Unlike many video ads that automatically play when a visitor goes to a web page, Google's ads will not start until the user clicks on them. Viewers can advance the video, pause it, adjust the volume or click through to the advertiser's site.

Via Google's automated auction system, advertisers will bid on a cost-per-click basis, where they pay when a user clicks an embedded link, or on a cost per thousand impressions (CPM) basis. Fees on a CPM basis are expected to range between $5 to the low double-digits, compared with the current online video prices, which can run as high as $100.
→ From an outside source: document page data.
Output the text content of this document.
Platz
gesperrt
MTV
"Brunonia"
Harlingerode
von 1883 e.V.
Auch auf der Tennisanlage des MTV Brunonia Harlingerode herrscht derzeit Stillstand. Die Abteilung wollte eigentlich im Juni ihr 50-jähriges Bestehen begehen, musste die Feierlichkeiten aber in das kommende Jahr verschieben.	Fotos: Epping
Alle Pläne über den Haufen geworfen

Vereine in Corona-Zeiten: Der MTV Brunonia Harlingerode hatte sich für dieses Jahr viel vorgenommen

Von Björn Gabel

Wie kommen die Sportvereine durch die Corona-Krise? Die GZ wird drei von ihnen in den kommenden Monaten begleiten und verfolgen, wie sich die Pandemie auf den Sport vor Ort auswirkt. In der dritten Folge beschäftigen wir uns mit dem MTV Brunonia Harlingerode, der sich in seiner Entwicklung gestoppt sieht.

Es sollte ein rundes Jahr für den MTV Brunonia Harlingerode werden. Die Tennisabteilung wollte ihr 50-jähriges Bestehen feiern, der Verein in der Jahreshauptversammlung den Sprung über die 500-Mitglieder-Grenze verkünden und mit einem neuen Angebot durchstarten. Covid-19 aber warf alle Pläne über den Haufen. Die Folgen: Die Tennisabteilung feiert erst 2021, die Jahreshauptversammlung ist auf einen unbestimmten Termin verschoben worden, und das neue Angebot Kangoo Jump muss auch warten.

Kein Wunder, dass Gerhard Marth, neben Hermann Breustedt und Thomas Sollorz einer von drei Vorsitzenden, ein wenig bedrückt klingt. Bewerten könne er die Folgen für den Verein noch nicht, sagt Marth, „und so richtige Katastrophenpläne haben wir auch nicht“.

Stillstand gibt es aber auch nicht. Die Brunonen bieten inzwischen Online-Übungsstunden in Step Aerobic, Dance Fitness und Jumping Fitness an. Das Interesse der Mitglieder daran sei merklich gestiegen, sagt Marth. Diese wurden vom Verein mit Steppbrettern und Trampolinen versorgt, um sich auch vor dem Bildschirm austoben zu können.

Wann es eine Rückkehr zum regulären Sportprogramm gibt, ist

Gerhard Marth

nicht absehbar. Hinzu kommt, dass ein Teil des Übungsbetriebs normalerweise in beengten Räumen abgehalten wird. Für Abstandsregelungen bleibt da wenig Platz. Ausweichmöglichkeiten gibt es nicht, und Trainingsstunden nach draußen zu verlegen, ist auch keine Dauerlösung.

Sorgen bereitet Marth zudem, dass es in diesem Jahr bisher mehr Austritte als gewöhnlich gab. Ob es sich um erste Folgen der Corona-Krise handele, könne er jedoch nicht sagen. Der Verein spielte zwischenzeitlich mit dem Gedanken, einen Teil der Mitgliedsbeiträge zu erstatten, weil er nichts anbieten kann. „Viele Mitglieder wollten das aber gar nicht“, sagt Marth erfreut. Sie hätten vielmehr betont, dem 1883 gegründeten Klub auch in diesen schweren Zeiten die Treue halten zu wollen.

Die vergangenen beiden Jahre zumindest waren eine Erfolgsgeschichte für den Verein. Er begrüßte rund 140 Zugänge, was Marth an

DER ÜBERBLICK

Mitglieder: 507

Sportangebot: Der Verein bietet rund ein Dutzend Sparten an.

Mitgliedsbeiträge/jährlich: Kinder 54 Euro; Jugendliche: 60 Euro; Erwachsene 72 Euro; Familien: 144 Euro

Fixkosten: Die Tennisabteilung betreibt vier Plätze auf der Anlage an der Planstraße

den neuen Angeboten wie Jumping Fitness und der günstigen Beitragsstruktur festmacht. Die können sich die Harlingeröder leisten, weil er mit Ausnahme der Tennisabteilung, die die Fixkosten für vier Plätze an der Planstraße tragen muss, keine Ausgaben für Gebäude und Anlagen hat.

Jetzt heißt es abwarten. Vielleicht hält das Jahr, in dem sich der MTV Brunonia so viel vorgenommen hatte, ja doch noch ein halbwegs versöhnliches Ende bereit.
Are Video Ads The Next Big Thing?

There's no question that video is becoming more and more popular on the Internet as the success of YouTube and viral videos illustrate. However, I'm not yet sold on the fact that video advertising is necessarily the next generation of online advertising.

I mean do people really want to be bothered by video ads? I don't believe they do. I think people want to find the information they are searching for and find it quick... not watch some 15-30 second "online commercial" that may or may not help them in their search.

Does Google believe that people want to see video ads, or that video advertising is even at all helpful to its users? Well, I'm not a spokesman for Google, but I'd say no, they don't. If they did, than one must ask why aren't they placing these ads on their own site (search, local search, maps, news, etc.), instead of just their publisher network? My guess is that Google had discovered during early testing that people aren't all that interested in clicking on video ads as often as is seen with text ads, and their probably not ready to disrupt their gravy-train to know for sure - which, by the way, pulled in more than $6 Billion last year.

What do you think? Is video advertising the next phase in online marketing?